We have an ESX 3.5 host here which is running RHEL4 VMs, and at the moment, we're having some issues with time drift with some database items on the VMs. Since the database is doing a lot of timestamping, and code relies on timestamps to be very accurate, we cannot afford to have much in the way of time drift in anyway.
We have the VMs configured individually with ntp.conf to point to a time server on the local network, but some time drift still occurs.
My question, is it best to enable the 'synchronise guest time with host' option, and leave ntp on the hosts turned off?
Or would it be better to just configure ntp.conf on each VM to point to the same time server as the ESX host?
Or a combination of enable 'synchronisation guest time with host', and configure ntp to point to the same time server as ESX host?
You don't want to do both. If you have a number of vm's, use the tools to sync with the host, and make sure your host is sync'ing with an ntp source.
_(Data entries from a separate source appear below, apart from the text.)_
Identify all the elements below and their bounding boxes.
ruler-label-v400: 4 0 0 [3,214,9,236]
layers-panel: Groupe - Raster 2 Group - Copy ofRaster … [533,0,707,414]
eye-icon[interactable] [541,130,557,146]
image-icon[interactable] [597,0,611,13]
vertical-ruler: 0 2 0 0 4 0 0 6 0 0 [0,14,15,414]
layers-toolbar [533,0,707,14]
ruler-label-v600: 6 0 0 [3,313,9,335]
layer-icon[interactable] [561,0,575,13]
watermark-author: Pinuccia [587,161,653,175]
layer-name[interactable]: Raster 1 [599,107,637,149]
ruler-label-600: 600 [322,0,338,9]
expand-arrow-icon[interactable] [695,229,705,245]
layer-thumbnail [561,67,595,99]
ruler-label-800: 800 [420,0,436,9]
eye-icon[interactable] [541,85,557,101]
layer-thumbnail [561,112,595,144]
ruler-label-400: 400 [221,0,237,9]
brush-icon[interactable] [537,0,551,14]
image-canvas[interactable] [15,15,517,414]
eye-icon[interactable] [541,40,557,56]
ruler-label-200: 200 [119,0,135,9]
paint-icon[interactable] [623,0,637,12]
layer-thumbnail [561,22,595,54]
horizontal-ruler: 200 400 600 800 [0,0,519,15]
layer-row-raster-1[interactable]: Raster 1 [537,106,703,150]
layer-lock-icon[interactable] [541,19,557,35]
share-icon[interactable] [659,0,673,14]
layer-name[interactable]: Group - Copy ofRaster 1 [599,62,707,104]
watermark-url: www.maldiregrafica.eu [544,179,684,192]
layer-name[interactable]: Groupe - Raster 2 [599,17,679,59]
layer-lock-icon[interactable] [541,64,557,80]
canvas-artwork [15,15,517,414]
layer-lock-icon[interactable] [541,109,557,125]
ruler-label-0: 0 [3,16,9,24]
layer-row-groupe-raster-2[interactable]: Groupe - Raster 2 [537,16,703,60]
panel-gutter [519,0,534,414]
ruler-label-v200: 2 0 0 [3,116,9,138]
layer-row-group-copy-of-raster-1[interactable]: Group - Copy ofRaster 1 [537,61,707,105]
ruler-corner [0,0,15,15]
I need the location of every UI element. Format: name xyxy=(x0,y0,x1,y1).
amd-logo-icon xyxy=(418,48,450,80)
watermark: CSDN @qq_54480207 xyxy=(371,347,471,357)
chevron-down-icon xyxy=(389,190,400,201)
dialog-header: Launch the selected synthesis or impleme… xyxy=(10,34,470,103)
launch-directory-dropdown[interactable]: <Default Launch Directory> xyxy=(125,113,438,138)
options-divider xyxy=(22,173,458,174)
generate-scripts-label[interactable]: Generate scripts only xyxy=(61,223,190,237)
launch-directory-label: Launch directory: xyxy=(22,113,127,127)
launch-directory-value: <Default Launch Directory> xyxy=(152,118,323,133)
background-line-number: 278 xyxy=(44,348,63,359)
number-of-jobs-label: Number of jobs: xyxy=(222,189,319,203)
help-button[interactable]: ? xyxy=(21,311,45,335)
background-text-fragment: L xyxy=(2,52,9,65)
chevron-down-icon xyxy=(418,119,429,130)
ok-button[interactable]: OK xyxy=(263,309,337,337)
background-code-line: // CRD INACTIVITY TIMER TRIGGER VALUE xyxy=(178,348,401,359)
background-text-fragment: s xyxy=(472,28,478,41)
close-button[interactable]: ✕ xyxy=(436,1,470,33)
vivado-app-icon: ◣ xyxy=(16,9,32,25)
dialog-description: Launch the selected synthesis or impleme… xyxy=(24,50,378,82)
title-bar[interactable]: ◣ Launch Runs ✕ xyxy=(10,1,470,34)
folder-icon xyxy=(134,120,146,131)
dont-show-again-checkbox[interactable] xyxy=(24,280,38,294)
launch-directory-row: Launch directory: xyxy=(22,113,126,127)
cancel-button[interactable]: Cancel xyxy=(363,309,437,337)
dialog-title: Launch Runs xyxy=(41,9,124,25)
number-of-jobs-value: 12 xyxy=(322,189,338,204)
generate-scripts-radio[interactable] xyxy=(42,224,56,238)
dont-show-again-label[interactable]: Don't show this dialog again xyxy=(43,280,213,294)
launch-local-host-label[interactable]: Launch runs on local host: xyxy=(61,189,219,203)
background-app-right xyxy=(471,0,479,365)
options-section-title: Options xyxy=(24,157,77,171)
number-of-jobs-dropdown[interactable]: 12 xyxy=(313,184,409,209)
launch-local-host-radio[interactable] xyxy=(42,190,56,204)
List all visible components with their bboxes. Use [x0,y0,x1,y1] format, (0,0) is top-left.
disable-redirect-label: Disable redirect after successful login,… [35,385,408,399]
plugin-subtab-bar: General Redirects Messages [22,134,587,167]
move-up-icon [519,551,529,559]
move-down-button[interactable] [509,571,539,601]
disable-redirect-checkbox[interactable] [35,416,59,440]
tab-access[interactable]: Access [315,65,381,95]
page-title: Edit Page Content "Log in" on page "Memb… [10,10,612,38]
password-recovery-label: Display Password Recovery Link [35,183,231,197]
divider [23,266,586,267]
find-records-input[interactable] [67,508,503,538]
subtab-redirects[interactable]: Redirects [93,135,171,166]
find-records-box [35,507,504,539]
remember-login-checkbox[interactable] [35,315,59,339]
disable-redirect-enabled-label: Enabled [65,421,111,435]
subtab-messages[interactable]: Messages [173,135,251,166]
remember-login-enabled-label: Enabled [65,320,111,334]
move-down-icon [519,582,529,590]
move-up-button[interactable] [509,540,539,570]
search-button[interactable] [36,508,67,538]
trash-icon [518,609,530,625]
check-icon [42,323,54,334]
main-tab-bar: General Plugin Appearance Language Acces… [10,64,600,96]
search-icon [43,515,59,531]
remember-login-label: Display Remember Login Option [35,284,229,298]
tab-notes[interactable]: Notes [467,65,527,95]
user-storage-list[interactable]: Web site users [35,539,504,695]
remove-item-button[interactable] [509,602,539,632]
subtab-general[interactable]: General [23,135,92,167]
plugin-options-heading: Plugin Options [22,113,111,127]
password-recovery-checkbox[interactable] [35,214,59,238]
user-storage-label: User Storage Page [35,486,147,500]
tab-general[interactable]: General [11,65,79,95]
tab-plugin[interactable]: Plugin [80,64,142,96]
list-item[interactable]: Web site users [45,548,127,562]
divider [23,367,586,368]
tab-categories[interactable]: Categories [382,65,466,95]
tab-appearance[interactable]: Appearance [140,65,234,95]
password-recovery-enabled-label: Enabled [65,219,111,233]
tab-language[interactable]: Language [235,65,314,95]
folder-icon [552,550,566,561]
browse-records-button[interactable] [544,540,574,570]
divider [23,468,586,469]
Also make sure that your hwclock is in sync with your system clock 'hwclock --systohc'
For some additional background on the topic, you may want to take a look at the following whitepaper: http://www.vmware.com/pdf/vmware_timekeeping.pdf
A large amount of the info in the document went straight over my head, but there is some really good, practical advice in it too (including information that agrees strongly with the comments posted above.)
Edit: it's worth noting that the VMware feature to synchronise VM times with the host only sets time forward, never backward. If you have a problem with the clock running too fast, you will need to make some adjustments to the kernel parameters of your VM, was described in the document above.